Responses
A primary need of writers is to feel listened to and for their voice, however tentative, to be heard. (Elbow 1981, chapters 3 and 13 on sharing and feedback is relevant here.) To this end, it helps if writers are pro-active and specify a specific form of response they are asking for. (This contrasts with the default option for responding to writing, namely, advisors, instructors, and editors fill the margins of drafts with specific suggestions for clarification and change. This practice often does not lead to the desired rethinking and
Revision, in part, because it does not meet the writer's primary need as stated above.)

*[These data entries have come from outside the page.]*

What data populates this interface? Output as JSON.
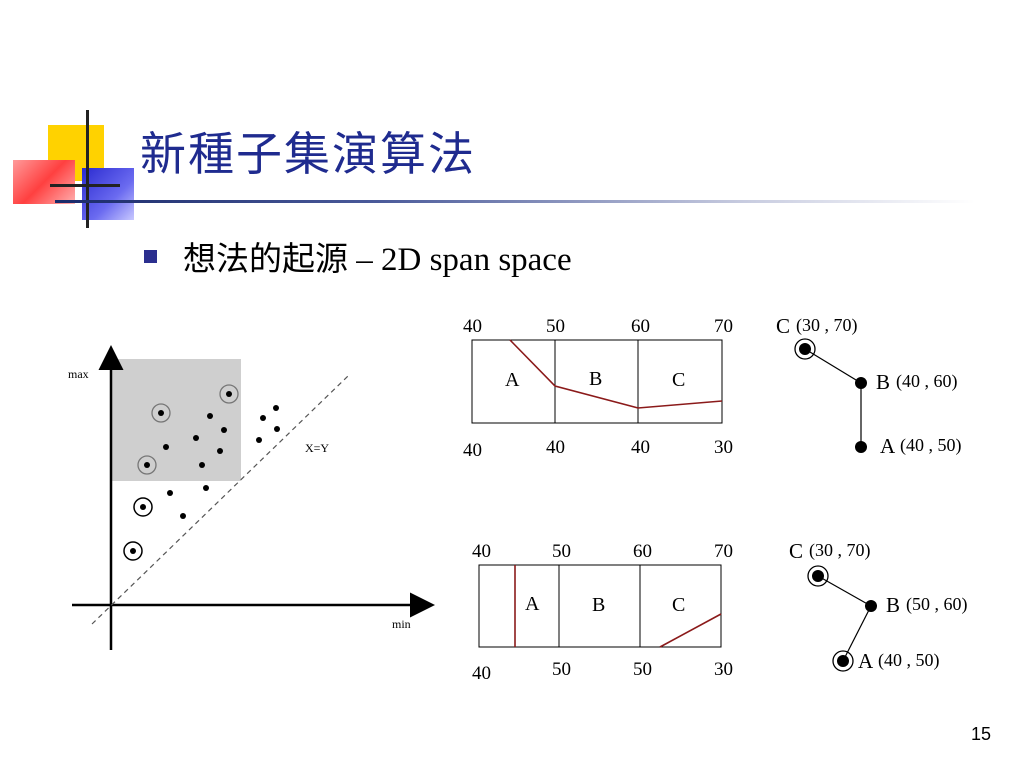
{
  "slide": {
    "title": "新種子集演算法",
    "bullet": "想法的起源 – 2D span space",
    "page_number": "15"
  },
  "span_plot": {
    "y_label": "max",
    "x_label": "min",
    "line_label": "X=Y"
  },
  "top_diagram": {
    "top_values": [
      "40",
      "50",
      "60",
      "70"
    ],
    "bottom_values": [
      "40",
      "40",
      "40",
      "30"
    ],
    "cells": [
      "A",
      "B",
      "C"
    ],
    "nodes": [
      {
        "label": "C",
        "coord": "(30 , 70)"
      },
      {
        "label": "B",
        "coord": "(40 , 60)"
      },
      {
        "label": "A",
        "coord": "(40 , 50)"
      }
    ]
  },
  "bottom_diagram": {
    "top_values": [
      "40",
      "50",
      "60",
      "70"
    ],
    "bottom_values": [
      "40",
      "50",
      "50",
      "30"
    ],
    "cells": [
      "A",
      "B",
      "C"
    ],
    "nodes": [
      {
        "label": "C",
        "coord": "(30 , 70)"
      },
      {
        "label": "B",
        "coord": "(50 , 60)"
      },
      {
        "label": "A",
        "coord": "(40 , 50)"
      }
    ]
  },
  "colors": {
    "title": "#1f2b8f",
    "curve": "#8b1a1a",
    "shade": "#cfcfcf"
  }
}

Elbow and Belanoff (2000) describe eleven approaches and when each one might be most helpful. They include the following:
Sharing: No Response (Ask someone to listen while you read aloud to them what you have written.)

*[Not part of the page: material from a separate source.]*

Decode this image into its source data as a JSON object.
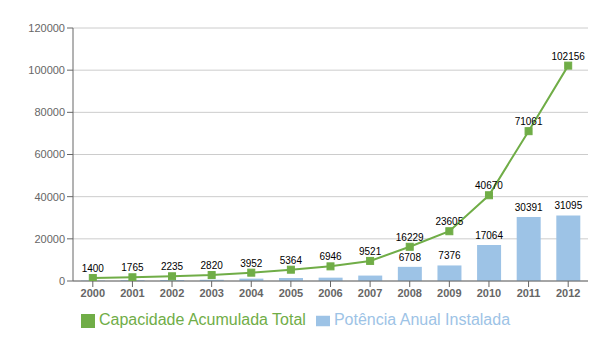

Point to Center of Gravity (“Which sections somehow seem important or resonant or generative?”)
What is Almost Said? What Do You Want to Hear More About?

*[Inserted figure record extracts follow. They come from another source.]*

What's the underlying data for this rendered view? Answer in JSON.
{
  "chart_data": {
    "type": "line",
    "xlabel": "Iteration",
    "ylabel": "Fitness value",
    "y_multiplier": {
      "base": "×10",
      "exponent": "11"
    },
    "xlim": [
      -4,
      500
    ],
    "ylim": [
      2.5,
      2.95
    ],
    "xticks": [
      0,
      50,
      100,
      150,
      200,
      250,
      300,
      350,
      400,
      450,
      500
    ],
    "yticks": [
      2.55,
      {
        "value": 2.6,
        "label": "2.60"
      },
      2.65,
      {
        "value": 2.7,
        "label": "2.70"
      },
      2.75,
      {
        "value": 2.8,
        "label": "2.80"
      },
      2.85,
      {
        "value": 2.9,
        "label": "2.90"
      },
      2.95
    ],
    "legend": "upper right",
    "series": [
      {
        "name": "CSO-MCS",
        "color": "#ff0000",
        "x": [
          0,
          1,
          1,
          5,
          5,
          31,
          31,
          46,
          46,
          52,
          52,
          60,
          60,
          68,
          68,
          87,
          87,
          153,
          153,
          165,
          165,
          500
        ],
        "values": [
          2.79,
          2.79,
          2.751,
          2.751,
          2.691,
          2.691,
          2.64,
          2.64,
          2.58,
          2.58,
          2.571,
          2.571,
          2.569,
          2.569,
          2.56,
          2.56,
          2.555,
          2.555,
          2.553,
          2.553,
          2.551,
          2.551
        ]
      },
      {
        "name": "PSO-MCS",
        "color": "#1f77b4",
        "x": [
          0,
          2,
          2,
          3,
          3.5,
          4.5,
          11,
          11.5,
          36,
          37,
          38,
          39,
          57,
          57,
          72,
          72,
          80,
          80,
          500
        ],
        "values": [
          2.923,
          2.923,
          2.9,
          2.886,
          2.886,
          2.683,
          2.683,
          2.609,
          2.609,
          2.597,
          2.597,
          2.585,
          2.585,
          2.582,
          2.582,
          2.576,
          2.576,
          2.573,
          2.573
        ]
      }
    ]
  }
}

Believing and Doubting (In this variant of methodological believing [Elbow 1986] the commentor first captures the virtues of what has been written and suggests how to build on these before shifting to be a devil's advocate. The commentor is free to be very enthusiastic in believing because doubting will follow, and is free to be critical in doubting, because believing has gone first.)
Elbow, P. (1981).
Writing with Power. New York: Oxford University Press.
Elbow, P. (1986). “Methodological doubting and believing: Contraries in inquiry.”
Embracing Contraries. New York: Oxford University Press, 254-300.
Elbow, P. and P. Belanoff (2000). Summary of Kinds of Responses, in
Sharing and Responding. Boston: McGraw-Hill, 7ff.